The Chinese Remainder Theorem is a useful tool in number theory (we'll use it in section 3.8), and also has proved useful in the study and development of modern cryptographic systems.

## Exercises 3.7

**Ex 3.7.1**
Construct the correspondences between the indicated sets.

a) $\Z_{10}$ and $\Z_2\times \Z_5$ | b) $\Z_{15}$ and $\Z_3\times \Z_5$ |

**Ex 3.7.2**
Given the following values of $a$, $b$, and the element
$([y], [z])$ of $\Z_a\times \Z_b$, use the Extended Euclidean Algorithm to
find the corresponding element of $\Z_{ab}$. In other words, solve the
simultaneous congruences $x\equiv y\pmod a$ and $x\equiv z\pmod {b}$,
as in Example 3.7.4.

a) $a=11$, $b=19$, $([5],[12])$ | b) $a=9$, $b=16$, $([1],[4])$ |

**Ex 3.7.3**
The following fact was used in the proof of the Chinese
Remainder Theorem: If $a$ and $b$
both divide $c$, and $a$ and $b$ are relatively prime, then $ab$
divides $c$. Prove the statement.

**Ex 3.7.4**
Suppose in the correspondence between $\Z_{150}$ and $\Z_{25}\times
\Z_6$ that $[x]$ corresponds to $([10], [5])$ and $[y]$
corresponds to $([21], [4])$. What does $[x+y]$ correspond to?
What does $[xy]$ correspond to?

**Ex 3.7.5**
Suppose $n=ab$ where $a$ and $b$ are *not* relatively prime.
We can still associate $[x]\in \Z_n$ with $([x],[x])\in \Z_a\times \Z_b$.
Show that this fails to be a one-to-one correspondence. (Hint: Let $L$ be
the least common multiple of $a$ and $b$. Compare $[0]$ and $[L]$.)

**Ex 3.7.6**
Observe that there are one-to-one correspondences between $\Z_{60}$
and
$\Z_4\times \Z_{15}$ and between $\Z_4\times \Z_{15}$ and
$\Z_4\times \Z_3\times \Z_{5}$.

a) What triples in $\Z_4\times \Z_3\times \Z_{5}$ correspond to the following elements of $\Z_{60}$?
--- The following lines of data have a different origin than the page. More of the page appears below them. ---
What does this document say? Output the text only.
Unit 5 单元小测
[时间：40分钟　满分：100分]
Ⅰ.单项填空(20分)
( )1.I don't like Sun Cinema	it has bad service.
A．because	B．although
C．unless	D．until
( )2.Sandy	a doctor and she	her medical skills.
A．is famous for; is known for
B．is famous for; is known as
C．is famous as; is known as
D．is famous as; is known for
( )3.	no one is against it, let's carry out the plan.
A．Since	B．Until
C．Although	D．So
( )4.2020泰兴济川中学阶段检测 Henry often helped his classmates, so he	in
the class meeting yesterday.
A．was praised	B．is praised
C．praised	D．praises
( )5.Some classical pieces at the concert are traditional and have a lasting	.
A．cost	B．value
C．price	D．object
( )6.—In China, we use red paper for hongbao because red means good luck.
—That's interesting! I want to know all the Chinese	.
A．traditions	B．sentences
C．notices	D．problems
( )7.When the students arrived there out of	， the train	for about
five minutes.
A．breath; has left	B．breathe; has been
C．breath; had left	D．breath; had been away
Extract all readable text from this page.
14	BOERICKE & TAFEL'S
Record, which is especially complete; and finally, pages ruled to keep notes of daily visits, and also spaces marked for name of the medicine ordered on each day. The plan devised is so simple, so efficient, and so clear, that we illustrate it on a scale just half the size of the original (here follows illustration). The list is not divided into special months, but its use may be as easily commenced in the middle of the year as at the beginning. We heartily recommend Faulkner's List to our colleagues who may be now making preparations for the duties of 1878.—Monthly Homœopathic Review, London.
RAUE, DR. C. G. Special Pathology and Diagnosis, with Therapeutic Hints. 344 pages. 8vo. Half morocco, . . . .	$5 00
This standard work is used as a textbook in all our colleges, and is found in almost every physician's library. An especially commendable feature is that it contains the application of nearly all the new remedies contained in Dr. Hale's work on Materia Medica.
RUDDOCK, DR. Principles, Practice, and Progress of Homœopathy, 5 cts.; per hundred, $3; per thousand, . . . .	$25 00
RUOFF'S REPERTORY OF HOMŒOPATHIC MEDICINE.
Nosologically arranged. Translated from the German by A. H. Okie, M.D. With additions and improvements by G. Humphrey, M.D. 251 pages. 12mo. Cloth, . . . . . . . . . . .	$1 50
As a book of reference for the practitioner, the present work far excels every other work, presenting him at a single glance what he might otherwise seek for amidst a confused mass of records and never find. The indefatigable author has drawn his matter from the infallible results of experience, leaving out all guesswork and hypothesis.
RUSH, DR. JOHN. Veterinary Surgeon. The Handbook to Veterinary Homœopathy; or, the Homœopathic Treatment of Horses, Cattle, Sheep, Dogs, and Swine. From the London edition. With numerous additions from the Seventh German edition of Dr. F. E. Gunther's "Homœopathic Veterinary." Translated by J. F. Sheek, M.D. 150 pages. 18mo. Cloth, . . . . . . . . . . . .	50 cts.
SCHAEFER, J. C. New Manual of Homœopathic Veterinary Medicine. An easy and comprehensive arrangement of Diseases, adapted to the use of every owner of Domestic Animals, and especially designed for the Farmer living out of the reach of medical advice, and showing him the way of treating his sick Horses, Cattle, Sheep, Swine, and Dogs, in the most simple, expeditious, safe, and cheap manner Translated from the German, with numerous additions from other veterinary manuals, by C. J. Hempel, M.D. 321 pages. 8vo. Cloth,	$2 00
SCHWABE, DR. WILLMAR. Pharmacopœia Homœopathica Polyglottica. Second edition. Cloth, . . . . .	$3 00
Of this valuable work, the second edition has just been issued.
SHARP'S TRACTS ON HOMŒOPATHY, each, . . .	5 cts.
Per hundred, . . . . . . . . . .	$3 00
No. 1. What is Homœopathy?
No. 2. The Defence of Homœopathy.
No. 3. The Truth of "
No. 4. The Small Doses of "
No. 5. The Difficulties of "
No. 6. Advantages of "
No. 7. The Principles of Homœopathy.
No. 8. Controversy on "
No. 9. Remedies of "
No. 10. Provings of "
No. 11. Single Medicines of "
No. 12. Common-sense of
(i) $[28]$ (ii) $[59]$ (iii) $[47]$

b) State a theorem generalizing the example in part (a) (you need not prove it).

**Ex 3.7.7**
Show that $\U_n=\{[x]\in \Z_n: [x]\ne [0]\}$ if and only if $n$ is
a prime.

**Ex 3.7.8**
Using example 3.7.4 as a guide,
give an alternate proof of Theorem 3.7.2, by showing that for every $([x],[y])\in\Z_a\times\Z_b$ there
is a $[z]\in\Z_n$ such that $([z],[z])=([x],[y])$.